Number of lectures per week: 3
Assessment: Regular assignments.
End-of-year Examination: One 3-hour examination
Description:
- Review of the definition of analytic functions, the Cauchy-Riemann
equations, differentiation of power series, and contour integrals.
Various forms of Cauchy's theorem and the Cauchy integral formula;
winding numbers and homotopy.
- Logarithms,
simple connectedness and antiderivatives.
- Identity theorem for analytic functions, maximum modulus theorem.
- Open mapping theorem, argument principle, inverses of
analytic functions and Rouché's theorem. Removable
singularities, Casorati-Weierstrass theorem, Residue
theorem.
- Metric space structures on H(G) and C(G).
Boundedness and compactness in H(G).
- Normal families; metric space structure of M(G).
- Continuous linear operators and dual spaces.
Hahn-Banach theorem (without proof) and applications.
Runge's theorem.
- Hurwitz's theorem, the Schwarz lemma, the Riemann mapping theorem.
Objectives:
This course will build on material covered in 221.

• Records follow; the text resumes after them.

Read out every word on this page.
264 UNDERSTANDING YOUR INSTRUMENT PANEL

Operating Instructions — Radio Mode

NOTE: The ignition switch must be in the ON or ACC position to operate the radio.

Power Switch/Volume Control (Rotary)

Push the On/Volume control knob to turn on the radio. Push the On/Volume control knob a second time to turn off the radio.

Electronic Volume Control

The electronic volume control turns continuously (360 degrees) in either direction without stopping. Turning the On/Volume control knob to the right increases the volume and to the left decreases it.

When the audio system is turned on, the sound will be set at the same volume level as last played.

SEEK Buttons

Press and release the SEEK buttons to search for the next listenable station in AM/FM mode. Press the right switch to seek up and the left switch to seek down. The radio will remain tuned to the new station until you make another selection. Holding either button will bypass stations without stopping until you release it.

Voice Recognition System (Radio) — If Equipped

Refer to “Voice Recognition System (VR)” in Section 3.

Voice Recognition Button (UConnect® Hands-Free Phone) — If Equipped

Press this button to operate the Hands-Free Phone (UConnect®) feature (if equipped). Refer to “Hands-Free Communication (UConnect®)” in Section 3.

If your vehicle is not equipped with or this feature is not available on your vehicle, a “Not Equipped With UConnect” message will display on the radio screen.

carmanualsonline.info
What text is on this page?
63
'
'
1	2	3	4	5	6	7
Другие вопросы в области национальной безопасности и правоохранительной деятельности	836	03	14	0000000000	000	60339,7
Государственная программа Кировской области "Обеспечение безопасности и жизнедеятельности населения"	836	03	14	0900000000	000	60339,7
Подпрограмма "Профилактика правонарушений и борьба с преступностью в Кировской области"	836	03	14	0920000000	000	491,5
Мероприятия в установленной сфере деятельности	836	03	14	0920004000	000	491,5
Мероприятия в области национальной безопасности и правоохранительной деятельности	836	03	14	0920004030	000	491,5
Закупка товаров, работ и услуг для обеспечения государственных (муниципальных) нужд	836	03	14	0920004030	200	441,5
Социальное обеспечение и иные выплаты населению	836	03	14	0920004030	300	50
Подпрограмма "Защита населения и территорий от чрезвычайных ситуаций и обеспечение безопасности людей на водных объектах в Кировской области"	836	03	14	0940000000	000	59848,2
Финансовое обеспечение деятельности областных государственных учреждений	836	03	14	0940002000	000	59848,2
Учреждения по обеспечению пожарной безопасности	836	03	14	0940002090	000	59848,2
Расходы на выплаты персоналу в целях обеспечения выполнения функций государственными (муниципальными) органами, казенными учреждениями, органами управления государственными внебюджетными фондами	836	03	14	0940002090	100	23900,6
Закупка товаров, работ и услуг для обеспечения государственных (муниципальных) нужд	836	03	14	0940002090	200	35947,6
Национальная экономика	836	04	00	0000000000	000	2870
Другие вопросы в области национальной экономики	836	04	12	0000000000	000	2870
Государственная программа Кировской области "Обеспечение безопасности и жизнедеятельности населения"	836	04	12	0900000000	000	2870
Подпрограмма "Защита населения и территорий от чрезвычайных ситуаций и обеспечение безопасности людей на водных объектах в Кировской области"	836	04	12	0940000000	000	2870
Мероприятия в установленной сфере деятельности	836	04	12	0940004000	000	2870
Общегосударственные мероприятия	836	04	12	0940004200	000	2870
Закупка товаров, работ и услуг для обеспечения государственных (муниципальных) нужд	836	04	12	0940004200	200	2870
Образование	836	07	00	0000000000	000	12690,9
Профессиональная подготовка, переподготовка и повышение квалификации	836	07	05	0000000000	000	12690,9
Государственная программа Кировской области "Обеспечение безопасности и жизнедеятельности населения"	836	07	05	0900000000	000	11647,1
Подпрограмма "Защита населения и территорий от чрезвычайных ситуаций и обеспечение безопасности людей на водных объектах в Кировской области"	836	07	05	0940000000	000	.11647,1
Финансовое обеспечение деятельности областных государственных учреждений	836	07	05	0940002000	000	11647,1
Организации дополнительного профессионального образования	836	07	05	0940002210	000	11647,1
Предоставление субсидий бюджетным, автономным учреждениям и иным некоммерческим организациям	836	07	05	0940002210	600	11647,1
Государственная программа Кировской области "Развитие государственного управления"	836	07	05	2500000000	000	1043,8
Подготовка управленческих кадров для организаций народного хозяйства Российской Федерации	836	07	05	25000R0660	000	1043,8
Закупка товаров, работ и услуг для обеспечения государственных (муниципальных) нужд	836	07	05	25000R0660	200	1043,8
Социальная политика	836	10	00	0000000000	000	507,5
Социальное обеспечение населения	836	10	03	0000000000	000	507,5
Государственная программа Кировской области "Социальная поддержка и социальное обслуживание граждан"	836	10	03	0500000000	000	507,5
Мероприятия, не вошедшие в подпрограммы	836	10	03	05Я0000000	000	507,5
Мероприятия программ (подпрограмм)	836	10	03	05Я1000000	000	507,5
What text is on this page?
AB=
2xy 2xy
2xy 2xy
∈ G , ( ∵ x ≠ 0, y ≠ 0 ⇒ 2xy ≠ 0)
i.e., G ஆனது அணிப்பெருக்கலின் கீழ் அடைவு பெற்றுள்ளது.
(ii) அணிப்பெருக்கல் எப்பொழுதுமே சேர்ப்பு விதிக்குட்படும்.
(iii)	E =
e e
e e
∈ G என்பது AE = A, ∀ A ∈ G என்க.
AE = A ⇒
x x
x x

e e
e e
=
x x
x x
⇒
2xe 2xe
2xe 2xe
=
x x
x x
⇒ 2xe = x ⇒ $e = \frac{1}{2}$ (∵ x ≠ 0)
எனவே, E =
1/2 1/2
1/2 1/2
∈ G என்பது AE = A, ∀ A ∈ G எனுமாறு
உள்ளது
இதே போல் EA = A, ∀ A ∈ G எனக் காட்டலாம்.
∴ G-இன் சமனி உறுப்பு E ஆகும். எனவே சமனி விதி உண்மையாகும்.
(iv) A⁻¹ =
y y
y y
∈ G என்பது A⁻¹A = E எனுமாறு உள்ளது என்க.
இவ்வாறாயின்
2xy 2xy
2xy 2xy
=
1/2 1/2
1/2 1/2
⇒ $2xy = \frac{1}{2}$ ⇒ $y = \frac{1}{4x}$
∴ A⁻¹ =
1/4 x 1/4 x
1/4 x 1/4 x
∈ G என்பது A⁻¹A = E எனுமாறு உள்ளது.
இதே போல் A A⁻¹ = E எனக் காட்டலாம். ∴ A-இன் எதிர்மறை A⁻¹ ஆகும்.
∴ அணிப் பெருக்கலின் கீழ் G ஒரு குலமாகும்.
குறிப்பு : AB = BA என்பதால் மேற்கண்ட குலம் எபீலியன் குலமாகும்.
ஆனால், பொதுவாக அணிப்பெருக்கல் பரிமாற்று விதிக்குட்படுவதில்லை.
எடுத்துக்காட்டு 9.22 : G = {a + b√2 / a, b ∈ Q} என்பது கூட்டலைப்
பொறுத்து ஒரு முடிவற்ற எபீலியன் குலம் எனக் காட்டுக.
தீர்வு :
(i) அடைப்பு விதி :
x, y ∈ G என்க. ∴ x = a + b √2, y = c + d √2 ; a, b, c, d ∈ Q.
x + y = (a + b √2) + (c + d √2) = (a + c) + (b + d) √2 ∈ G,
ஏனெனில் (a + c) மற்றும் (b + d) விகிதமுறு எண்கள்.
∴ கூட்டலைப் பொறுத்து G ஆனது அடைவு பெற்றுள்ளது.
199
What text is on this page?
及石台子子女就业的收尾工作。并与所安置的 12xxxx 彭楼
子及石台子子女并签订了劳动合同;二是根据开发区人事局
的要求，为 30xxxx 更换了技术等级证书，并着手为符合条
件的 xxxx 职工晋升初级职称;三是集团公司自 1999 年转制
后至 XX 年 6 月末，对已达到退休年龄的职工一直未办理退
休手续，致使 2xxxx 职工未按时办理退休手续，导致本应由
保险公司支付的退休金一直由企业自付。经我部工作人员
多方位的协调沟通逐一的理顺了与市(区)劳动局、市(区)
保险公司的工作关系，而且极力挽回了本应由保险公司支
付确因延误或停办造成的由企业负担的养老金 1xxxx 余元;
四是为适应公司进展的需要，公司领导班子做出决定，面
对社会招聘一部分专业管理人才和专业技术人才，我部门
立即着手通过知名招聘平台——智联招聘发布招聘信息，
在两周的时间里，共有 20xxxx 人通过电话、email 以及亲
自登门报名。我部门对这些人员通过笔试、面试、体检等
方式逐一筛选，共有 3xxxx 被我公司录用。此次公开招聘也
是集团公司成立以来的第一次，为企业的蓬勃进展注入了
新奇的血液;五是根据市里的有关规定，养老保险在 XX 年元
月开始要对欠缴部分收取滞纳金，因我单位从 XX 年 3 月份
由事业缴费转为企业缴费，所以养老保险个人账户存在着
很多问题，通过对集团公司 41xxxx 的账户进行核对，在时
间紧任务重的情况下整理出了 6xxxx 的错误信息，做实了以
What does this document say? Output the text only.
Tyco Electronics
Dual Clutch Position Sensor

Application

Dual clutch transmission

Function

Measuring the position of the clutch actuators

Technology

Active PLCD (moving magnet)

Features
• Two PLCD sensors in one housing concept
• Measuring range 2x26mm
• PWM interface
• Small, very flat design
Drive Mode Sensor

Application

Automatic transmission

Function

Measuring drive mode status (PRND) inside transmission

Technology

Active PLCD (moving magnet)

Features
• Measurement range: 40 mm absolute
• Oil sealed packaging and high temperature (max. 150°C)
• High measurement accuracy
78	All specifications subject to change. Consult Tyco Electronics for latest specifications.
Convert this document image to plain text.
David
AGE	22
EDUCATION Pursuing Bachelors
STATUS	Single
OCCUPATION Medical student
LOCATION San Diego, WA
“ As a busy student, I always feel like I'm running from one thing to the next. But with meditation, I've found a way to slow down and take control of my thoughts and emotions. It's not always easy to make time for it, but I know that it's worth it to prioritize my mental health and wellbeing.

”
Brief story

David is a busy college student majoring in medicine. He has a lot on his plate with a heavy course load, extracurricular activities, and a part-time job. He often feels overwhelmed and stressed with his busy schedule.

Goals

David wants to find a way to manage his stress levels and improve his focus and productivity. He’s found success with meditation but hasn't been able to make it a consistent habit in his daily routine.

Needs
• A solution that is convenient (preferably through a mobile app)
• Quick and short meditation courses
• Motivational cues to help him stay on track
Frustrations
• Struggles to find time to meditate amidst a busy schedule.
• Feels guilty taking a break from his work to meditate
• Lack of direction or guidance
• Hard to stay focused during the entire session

Initially it will cover some familiar material in
greater detail and then continue on to cover basic material in
complex analysis. Some functional analytic techniques will be
developed and applied to prove results in complex analysis.
Textbooks:
- [1]
L. V. Ahlfors, Complex Analysis, Third Edition, McGraw-Hill, New
York, 1978.
- [2]
John B. Conway, Functions of One Complex Variable, Second
Edition, Graduate Texts in Mathematics 11, Springer-Verlag, New
York, 1978.
- [3]
Reinhold Remmert, Theory of Complex Functions, Graduate Texts
in Mathematics 122, Springer-Verlag, New York, 1991.
- [4]
W. Rudin, Real and Complex Analysis, Second
Edition, McGraw-Hill, New York, 1974.